The lack of a singular mission is just one of the mission's unique qualities. Others are apparent on every deck of the ship, where crew members were at work yesterday preparing for patients and challenges they have rarely encountered.

"If we're at war, we're going to treat burns, gunshot wounds and blast injuries. If we're going to Katrina, we're treating things like broken bones," said Lt. Cmdr. Tracey Kunkel, a nurse who runs the ship's surgical spaces. "Now I'm planning for cataract surgeries, cleft lip and palate surgeries, thyroid surgery - things you'd almost never do in an emergency. It's much different."

Kunkel has also outfitted her operating rooms with supplies for treating children, a reality of humanitarian medicine that has created challenges in nearly every department of the ship. In a recovery room, new baby warmers wrapped in plastic are awaiting assembly.

In the main emergency room, one entrance has been converted into an isolation room for patients with tuberculosis or other infectious diseases. Technicians in the repair shop are inspecting and packing portable dental units, with drills, suction machines, cordless X-ray and folding chairs.
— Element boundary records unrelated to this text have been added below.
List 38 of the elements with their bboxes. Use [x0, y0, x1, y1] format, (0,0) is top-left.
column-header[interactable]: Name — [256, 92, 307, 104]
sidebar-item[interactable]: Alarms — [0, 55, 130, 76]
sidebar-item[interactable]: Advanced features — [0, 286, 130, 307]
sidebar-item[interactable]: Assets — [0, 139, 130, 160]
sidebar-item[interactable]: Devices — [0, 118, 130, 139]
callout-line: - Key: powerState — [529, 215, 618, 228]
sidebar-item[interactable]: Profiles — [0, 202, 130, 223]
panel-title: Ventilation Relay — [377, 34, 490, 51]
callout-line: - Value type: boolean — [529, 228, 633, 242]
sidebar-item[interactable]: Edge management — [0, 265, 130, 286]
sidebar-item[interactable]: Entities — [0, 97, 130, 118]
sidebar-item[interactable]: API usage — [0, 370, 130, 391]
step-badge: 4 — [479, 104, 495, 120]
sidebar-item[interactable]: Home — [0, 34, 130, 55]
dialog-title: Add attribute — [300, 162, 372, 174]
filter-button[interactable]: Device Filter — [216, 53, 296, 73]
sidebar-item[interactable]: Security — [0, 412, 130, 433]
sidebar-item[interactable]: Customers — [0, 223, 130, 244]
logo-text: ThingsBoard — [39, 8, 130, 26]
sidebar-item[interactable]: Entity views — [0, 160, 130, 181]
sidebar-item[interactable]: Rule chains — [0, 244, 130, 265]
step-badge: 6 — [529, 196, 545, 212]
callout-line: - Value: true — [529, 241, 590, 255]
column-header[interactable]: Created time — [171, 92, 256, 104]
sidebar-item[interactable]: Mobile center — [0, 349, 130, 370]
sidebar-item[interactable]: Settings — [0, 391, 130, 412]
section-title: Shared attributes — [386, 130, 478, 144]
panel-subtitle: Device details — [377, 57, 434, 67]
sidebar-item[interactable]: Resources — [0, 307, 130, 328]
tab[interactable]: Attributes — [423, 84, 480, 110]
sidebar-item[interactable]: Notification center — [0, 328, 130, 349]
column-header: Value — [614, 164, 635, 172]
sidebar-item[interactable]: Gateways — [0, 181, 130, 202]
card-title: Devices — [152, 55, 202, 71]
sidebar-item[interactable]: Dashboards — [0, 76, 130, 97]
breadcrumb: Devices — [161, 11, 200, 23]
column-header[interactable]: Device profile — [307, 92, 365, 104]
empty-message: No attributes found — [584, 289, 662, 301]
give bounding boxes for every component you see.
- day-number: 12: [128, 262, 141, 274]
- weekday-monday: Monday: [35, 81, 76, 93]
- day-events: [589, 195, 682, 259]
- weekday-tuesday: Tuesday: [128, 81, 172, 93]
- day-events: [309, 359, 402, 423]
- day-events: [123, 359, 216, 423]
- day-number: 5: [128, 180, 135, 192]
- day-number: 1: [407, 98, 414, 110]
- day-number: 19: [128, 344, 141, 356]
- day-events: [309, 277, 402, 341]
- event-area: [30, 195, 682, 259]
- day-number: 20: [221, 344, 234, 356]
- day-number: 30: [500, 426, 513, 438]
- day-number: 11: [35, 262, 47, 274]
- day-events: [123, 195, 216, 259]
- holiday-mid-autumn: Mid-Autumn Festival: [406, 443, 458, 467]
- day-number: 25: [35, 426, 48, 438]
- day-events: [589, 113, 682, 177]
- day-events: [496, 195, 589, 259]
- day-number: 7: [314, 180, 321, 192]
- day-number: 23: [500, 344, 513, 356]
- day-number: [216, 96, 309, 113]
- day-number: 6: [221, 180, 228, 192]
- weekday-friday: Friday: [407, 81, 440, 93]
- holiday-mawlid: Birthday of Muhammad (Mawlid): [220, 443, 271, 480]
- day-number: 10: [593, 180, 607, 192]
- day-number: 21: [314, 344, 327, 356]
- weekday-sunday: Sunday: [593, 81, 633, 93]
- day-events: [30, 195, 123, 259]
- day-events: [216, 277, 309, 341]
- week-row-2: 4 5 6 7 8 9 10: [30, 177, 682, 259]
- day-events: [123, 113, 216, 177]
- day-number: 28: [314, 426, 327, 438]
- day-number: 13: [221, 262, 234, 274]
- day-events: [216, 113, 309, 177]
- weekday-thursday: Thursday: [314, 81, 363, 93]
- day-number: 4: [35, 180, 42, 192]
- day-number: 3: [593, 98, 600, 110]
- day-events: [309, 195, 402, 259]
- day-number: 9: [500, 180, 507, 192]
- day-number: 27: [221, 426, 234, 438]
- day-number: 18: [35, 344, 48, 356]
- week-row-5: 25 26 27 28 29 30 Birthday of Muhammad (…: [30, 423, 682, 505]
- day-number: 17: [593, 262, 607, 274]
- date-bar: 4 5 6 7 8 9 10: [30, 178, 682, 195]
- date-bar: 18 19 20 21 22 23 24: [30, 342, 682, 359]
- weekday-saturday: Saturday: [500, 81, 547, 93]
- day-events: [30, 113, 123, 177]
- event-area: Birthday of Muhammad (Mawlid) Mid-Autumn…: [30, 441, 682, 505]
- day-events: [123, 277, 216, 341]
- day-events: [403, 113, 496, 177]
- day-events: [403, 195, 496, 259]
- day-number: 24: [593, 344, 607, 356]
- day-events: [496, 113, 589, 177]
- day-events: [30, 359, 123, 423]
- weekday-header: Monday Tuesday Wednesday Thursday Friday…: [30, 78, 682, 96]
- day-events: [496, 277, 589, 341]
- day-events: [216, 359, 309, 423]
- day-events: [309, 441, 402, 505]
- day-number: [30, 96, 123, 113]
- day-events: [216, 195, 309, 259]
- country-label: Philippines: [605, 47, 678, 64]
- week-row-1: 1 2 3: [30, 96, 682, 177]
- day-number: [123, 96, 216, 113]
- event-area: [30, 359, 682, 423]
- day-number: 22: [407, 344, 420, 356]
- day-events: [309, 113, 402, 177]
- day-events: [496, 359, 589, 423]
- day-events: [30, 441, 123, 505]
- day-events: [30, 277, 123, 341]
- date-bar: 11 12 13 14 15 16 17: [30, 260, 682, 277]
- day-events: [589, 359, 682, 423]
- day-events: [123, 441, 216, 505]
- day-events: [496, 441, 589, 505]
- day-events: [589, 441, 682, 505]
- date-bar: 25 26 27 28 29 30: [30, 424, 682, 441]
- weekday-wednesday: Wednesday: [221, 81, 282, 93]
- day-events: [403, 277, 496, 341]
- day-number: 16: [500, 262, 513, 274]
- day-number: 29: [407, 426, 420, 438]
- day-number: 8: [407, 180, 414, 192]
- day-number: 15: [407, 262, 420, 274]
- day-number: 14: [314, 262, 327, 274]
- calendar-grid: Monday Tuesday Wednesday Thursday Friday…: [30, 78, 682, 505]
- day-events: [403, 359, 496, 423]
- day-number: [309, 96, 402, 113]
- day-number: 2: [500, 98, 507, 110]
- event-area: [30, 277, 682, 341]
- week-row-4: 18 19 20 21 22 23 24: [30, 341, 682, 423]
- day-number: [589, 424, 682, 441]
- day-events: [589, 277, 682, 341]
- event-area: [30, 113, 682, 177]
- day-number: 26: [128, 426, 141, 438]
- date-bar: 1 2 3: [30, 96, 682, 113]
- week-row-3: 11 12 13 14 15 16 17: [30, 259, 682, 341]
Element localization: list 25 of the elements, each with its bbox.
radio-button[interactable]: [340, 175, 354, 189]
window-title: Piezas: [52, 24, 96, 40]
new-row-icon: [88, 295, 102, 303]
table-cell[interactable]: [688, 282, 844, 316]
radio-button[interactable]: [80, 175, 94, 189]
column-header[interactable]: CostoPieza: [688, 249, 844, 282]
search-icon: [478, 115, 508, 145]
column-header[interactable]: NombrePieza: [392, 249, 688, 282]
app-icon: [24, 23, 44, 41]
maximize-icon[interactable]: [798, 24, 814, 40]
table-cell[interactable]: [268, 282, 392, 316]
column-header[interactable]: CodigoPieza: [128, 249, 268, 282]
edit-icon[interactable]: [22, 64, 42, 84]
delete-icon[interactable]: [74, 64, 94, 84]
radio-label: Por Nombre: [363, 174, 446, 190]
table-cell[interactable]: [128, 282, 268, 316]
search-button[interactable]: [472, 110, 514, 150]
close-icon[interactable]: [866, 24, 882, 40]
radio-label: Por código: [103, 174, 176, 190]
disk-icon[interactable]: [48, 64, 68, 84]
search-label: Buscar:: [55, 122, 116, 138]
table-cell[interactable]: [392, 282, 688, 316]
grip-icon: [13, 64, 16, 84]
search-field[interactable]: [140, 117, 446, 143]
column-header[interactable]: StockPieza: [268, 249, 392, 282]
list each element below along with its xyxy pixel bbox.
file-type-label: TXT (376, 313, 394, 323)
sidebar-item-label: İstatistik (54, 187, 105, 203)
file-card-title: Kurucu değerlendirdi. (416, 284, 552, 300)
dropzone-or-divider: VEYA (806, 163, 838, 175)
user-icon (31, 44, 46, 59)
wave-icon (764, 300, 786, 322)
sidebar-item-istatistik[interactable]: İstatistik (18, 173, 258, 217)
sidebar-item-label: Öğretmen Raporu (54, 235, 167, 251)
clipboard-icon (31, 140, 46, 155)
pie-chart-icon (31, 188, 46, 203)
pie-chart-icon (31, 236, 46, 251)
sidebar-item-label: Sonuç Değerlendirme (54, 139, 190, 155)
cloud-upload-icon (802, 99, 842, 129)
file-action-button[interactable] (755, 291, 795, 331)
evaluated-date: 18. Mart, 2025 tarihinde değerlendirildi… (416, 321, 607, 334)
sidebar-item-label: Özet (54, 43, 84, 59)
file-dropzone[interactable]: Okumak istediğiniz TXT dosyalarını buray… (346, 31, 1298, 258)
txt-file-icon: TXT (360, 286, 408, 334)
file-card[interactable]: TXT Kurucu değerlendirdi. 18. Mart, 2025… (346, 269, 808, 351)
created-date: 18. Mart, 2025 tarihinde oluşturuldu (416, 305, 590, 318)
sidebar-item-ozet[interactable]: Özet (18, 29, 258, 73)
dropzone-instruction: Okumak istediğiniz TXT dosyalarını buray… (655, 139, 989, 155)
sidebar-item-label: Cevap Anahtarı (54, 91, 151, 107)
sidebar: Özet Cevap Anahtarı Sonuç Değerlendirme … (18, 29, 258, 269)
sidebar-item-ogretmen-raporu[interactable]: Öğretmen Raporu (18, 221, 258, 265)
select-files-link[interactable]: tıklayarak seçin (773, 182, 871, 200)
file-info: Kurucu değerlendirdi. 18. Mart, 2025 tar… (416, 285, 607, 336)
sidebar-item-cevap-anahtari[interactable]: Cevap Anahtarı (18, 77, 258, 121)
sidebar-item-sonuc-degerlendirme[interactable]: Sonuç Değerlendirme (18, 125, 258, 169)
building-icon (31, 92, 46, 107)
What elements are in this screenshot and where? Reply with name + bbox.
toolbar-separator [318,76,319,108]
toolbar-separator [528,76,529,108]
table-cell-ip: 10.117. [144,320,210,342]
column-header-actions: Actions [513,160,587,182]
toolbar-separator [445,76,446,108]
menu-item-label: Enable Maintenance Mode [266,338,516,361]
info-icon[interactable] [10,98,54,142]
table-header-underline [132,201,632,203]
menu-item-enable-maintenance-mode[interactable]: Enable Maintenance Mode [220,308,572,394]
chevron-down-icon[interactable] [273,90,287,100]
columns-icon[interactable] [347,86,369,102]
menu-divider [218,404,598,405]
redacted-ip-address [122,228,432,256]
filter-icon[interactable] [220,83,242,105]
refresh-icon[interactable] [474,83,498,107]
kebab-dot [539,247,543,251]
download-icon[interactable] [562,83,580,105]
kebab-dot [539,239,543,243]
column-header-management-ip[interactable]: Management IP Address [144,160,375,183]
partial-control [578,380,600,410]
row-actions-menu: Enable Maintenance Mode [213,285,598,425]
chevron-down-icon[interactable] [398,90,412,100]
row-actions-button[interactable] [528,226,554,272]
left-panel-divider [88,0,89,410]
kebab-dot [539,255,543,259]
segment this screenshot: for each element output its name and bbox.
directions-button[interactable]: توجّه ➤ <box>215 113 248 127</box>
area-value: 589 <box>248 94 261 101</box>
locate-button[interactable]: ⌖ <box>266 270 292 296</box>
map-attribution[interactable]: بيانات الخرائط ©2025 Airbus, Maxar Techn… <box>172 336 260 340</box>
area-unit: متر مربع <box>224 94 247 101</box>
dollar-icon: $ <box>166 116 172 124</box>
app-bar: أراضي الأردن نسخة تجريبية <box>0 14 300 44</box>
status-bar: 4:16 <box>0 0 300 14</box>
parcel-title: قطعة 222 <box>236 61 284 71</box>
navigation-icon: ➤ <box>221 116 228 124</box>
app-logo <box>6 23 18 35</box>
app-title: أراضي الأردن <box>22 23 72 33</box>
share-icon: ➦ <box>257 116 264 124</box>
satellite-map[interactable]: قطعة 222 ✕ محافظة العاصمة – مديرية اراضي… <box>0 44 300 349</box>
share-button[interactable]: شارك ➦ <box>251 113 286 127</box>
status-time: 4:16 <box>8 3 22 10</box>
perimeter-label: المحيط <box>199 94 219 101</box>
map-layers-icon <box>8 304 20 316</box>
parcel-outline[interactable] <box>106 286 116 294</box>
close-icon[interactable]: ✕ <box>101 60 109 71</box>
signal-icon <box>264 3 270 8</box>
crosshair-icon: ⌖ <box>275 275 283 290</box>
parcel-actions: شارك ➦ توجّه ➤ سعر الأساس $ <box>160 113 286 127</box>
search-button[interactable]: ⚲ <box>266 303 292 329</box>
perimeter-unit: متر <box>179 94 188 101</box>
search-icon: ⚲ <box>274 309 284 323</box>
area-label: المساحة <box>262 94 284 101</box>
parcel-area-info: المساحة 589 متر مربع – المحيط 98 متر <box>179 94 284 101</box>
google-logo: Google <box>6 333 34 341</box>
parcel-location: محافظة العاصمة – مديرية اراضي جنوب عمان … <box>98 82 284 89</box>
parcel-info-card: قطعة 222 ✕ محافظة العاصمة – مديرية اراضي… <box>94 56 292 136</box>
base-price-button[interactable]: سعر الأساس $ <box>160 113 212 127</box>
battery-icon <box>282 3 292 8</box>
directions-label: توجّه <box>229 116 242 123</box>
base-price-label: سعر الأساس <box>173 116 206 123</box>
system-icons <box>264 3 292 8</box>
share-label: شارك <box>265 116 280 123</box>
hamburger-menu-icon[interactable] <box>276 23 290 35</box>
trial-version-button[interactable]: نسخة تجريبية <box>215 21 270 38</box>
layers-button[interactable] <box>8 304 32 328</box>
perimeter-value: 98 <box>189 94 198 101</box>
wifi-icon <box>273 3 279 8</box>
On the deck, a new helicopter shelter and two 33-foot launch boats will allow the Comfort to send doctors and medical supplies to patients on land. A stowage area has been converted into a command center for the commodore and his staff.

The mission is modeled after a tour the Comfort's sister ship, the USNS Mercy, took last year in the Pacific, visiting the Philippines, Indonesia, Bangladesh and East Timor. The ship's crew and agencies working with it treated more than 60,000 patients during the trip. The Comfort expects to treat 85,000 patients.

Calling at 12 ports is also unusual for the Comfort and poses challenges and risks for the civilian captain and crew who navigate and operate the ship. At the vessel's first stop in Belize, for instance, the 900-foot ship must navigate a circuitous, coral-lined channel. In Guyana and Suriname, where the coastline is very shallow, the ship will anchor 16 miles off the coast; people and supplies will be ferried ashore. The ship will transit the Panama Canal twice during its tour and has scheduled stops for recreation and resupply.